Era novembro de 2014. Primeiro fim de semana. Plena campanha da Dilma. Fim de tarde na RPPN dele, a Linda Serra dos Topázios. Jaime e eu começamos a conversar sobre a falta que fazia termos acesso a um veículo independente e democrático de informação.

Resolvemos fundar o nosso. Um espaço não comercial, de resistência. Mais um trabalho de militância, voluntário, por suposto. Jaime propôs um jornal; eu, uma revista. O nome eu escolhi (ele queria Bacurau). Dividimos as tarefas. A capa ficou com ele, a linha editorial também.

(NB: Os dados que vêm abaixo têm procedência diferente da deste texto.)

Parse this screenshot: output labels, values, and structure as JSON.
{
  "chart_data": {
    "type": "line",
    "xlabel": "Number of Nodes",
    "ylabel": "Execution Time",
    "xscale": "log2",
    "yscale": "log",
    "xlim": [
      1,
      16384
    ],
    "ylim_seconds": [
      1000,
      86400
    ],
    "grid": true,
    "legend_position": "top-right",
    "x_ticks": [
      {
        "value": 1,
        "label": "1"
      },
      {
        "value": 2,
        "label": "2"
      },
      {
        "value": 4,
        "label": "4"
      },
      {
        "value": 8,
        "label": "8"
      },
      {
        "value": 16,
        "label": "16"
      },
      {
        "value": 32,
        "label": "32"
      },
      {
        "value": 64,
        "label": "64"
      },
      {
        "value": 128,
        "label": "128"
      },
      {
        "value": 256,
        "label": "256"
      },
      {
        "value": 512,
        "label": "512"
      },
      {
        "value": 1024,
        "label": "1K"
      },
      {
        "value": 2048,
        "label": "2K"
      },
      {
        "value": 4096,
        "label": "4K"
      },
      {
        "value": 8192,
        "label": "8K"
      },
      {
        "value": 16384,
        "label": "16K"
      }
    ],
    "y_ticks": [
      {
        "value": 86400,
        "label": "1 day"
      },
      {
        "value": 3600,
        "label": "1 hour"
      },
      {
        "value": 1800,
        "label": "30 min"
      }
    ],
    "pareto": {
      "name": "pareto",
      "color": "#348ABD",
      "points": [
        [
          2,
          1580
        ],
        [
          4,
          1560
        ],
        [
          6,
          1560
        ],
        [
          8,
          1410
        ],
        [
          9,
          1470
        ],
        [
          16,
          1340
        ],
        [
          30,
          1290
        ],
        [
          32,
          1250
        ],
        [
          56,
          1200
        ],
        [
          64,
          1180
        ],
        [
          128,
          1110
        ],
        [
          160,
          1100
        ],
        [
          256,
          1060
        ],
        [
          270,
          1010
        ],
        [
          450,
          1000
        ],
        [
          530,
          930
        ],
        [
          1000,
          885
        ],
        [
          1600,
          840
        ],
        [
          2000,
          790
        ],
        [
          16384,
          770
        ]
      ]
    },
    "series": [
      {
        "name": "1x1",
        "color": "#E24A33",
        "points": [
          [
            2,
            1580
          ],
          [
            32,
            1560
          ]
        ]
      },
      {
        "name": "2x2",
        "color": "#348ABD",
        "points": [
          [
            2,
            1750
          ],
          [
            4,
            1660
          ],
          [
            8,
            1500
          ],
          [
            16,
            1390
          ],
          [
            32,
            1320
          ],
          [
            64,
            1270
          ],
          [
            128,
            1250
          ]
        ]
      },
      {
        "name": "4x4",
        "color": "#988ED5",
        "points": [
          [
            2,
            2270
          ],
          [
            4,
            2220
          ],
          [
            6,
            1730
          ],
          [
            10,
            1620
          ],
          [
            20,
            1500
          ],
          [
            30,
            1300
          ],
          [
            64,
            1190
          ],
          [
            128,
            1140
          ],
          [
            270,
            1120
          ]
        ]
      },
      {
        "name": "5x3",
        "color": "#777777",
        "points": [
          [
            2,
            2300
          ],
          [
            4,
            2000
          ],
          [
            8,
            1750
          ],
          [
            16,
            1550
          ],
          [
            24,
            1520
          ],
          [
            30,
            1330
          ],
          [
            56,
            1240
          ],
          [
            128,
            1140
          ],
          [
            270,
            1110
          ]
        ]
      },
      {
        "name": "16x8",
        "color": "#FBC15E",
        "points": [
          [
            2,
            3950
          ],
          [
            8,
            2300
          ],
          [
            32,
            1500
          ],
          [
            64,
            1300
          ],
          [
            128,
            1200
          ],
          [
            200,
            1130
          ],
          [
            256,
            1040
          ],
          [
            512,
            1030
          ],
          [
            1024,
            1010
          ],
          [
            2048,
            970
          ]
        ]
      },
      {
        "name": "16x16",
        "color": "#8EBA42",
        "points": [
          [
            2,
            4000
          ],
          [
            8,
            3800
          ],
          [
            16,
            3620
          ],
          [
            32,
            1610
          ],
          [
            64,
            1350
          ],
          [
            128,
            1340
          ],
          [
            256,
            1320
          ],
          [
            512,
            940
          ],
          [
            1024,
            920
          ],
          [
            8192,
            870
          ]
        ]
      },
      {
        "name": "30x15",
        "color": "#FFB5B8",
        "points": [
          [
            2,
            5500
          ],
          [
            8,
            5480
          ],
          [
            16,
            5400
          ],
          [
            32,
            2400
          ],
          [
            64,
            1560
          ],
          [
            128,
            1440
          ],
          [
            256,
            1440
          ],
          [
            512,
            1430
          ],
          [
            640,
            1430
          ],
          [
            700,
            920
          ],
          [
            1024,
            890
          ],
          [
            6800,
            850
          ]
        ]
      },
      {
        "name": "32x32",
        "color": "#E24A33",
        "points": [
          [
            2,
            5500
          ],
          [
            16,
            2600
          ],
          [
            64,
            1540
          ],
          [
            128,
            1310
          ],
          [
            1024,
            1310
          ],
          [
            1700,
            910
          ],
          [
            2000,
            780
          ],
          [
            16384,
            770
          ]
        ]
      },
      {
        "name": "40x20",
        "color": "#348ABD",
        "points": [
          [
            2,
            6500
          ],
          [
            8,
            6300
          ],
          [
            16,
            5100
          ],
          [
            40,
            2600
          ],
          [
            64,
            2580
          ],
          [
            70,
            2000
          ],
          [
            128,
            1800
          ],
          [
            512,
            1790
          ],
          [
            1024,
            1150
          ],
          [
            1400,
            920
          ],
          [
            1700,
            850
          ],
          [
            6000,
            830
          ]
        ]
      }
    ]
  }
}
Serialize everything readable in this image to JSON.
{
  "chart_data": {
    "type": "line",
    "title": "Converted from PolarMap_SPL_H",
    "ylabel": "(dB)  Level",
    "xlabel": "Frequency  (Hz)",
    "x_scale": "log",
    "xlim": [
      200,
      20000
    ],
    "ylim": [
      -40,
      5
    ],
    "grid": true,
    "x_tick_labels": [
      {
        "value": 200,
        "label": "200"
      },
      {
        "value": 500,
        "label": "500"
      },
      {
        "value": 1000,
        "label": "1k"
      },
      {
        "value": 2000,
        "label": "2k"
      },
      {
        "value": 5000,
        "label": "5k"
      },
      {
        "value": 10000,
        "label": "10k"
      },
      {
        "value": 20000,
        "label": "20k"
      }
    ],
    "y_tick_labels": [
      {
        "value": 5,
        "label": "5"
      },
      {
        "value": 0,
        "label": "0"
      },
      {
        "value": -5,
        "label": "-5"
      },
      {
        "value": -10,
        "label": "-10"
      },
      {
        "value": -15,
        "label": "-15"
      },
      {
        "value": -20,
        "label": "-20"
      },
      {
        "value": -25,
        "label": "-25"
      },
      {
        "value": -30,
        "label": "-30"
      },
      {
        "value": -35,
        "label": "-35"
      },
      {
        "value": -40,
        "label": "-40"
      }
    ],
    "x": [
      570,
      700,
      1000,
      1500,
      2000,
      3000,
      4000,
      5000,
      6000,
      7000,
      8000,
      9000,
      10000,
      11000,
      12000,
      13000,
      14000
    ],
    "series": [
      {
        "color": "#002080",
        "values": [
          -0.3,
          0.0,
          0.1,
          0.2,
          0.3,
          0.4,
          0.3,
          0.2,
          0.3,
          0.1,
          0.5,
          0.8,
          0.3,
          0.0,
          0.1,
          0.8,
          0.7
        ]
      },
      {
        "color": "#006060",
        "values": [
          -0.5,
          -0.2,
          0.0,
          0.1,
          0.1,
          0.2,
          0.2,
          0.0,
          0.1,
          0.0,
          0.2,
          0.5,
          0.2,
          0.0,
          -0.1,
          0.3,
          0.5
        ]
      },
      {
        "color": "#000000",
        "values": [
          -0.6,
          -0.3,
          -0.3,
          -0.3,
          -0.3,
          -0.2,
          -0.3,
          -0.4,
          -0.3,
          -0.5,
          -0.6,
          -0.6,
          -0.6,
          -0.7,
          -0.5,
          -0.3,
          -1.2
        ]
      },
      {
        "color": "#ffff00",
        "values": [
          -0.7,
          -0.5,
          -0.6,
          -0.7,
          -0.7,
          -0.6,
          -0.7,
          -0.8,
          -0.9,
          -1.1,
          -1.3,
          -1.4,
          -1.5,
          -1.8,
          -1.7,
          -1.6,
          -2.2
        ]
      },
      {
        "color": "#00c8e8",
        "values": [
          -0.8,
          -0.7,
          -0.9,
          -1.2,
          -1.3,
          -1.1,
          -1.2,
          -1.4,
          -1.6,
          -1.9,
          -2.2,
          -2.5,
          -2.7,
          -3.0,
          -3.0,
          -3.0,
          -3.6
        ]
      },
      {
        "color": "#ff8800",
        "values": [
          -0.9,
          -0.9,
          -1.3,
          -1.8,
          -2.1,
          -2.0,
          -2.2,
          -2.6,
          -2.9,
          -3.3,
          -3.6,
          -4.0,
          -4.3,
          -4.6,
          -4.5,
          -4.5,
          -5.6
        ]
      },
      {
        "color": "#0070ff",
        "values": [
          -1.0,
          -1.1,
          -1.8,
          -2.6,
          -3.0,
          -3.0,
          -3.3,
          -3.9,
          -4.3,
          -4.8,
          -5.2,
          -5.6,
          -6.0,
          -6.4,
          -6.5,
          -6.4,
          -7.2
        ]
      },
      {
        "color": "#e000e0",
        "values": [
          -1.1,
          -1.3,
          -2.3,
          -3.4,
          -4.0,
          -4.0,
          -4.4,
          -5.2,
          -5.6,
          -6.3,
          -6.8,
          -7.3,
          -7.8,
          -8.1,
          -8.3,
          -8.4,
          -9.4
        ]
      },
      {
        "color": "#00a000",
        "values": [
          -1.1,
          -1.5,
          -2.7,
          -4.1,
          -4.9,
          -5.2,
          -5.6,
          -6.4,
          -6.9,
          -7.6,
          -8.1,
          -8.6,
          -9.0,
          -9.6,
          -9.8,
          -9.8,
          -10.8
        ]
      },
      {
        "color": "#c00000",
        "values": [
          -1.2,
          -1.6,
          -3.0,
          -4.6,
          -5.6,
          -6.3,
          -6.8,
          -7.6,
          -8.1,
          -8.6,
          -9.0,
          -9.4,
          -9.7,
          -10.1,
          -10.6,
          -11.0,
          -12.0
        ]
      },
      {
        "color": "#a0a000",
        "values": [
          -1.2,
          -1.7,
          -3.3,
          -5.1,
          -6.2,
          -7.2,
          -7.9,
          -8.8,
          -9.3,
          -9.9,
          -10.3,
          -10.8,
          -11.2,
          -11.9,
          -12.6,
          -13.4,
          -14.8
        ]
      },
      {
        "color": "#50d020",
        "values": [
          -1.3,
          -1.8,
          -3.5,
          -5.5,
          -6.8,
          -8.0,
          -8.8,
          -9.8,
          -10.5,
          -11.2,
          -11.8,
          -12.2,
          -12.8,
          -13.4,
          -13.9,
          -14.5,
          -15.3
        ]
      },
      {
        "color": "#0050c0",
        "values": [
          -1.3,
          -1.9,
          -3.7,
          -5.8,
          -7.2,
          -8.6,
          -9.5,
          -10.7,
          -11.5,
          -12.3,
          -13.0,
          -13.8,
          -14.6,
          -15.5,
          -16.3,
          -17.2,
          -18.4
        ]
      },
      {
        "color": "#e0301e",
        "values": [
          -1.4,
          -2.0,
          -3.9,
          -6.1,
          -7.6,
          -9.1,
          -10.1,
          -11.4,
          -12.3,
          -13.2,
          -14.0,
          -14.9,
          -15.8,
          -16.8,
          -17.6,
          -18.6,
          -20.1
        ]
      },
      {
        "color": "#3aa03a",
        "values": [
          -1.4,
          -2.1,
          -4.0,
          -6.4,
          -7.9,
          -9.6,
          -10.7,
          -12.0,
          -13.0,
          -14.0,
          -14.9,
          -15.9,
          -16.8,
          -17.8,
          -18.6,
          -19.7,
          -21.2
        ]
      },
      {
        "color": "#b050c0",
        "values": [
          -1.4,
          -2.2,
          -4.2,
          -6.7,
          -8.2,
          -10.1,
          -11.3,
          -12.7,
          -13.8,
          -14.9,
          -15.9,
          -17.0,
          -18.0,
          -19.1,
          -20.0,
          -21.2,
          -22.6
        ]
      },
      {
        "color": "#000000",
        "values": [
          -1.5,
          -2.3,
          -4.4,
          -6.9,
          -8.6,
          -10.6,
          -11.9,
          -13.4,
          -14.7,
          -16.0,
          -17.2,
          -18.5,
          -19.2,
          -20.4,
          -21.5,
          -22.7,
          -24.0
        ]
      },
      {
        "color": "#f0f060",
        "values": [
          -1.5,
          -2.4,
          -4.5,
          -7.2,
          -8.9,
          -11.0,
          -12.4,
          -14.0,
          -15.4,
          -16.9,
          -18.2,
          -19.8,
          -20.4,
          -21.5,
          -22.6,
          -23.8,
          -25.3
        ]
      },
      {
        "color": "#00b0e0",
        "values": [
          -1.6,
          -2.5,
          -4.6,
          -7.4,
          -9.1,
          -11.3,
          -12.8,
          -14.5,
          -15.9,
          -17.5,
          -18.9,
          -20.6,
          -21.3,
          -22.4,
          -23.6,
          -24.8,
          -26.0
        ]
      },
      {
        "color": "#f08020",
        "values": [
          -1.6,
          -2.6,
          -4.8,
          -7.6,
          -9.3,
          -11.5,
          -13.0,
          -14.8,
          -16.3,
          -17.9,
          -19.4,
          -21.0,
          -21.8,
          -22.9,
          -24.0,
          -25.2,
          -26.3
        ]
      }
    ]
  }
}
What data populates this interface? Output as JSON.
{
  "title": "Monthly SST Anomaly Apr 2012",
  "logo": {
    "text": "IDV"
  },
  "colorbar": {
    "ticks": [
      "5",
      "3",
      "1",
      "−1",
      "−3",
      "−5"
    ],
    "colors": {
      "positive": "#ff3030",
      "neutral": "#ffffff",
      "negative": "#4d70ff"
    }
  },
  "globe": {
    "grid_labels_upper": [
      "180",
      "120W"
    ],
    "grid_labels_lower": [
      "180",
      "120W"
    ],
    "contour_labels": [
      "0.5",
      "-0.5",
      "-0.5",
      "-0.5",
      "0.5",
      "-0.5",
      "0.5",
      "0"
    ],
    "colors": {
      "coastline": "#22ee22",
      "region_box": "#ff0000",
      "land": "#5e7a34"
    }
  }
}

Correr atrás da grana ficou por minha conta. A paleta de cores, depois de larga prosa, Jaime fechou questão – “nossas cores vão ser o vermelho e o amarelo, porque revista tem que ter cor de luta, cor vibrante” (eu queria verde-floresta). Na paz, acabei enfiando um branco.

Fizemos a primeira edição da Xapuri lá mesmo, na Reserva, em uma noite. Optamos por centrar na pauta socioambiental. Nossa primeira capa foi sobre os povos indígenas isolados do Acre: ‘Isolados, Bravos, Livres: Um Brasil Indígena por Conhecer”. Depois de tudo pronto, Jaime inventou de fazer uma outra boneca, “porque toda revista tem que ter número zero”.

Dessa vez finquei pé, ficamos com a capa indígena. Voltei pra Brasília com a boneca praticamente pronta e com a missão de dar um jeito de imprimir. Nos dias seguintes, o Jaime veio pra Formosa, pra convencer minha irmã Lúcia a revisar a revista, “de grátis”. Com a primeira revista impressa, a próxima tarefa foi montar o Conselho Editorial.

Jaime fez questão de visitar, explicar o projeto e convidar pessoalmente cada conselheiro e cada conselheira (até a doença agravar, nos seus últimos meses de vida, nunca abriu mão dessa tarefa). Daqui rumamos pra Goiânia, para convidar o arqueólogo Altair Sales Barbosa, nosso primeiro conselheiro. “O mais sabido de nóis,” segundo o Jaime.

Trilhamos uma linda jornada. Em 80 meses, Jaime fez questão de decidir, mensalmente, o tema da capa e, quase sempre, escrever ele mesmo. Às vezes, ligava pra falar da ótima ideia que teve, às vezes sumia e, no dia certo, lá vinha o texto pronto, impecável.

Na sexta-feira, 9 de julho, quando preparávamos a Xapuri 81, pela primeira vez em sete anos, ele me pediu para cuidar de tudo. Foi uma conversa triste, ele estava agoniado com os rumos da doença e com a tragédia que o Brasil enfrentava. Não falamos em morte, mas eu sabia que era o fim.

Hoje, cá estamos nós, sem as capas do Jaime, sem as pautas do Jaime, sem o linguajar do Jaime, sem o jaimês da Xapuri, mas na labuta, firmes na resistência. Mês sim, mês sim de novo, como você sonhava, Jaiminho, carcamos porva e, enfim, chegamos à nossa edição número 100. E, depois da Xapuri 100, como era desejo seu, a gente segue esperneando.

Fica tranquilo, camarada, que por aqui tá tudo direitim.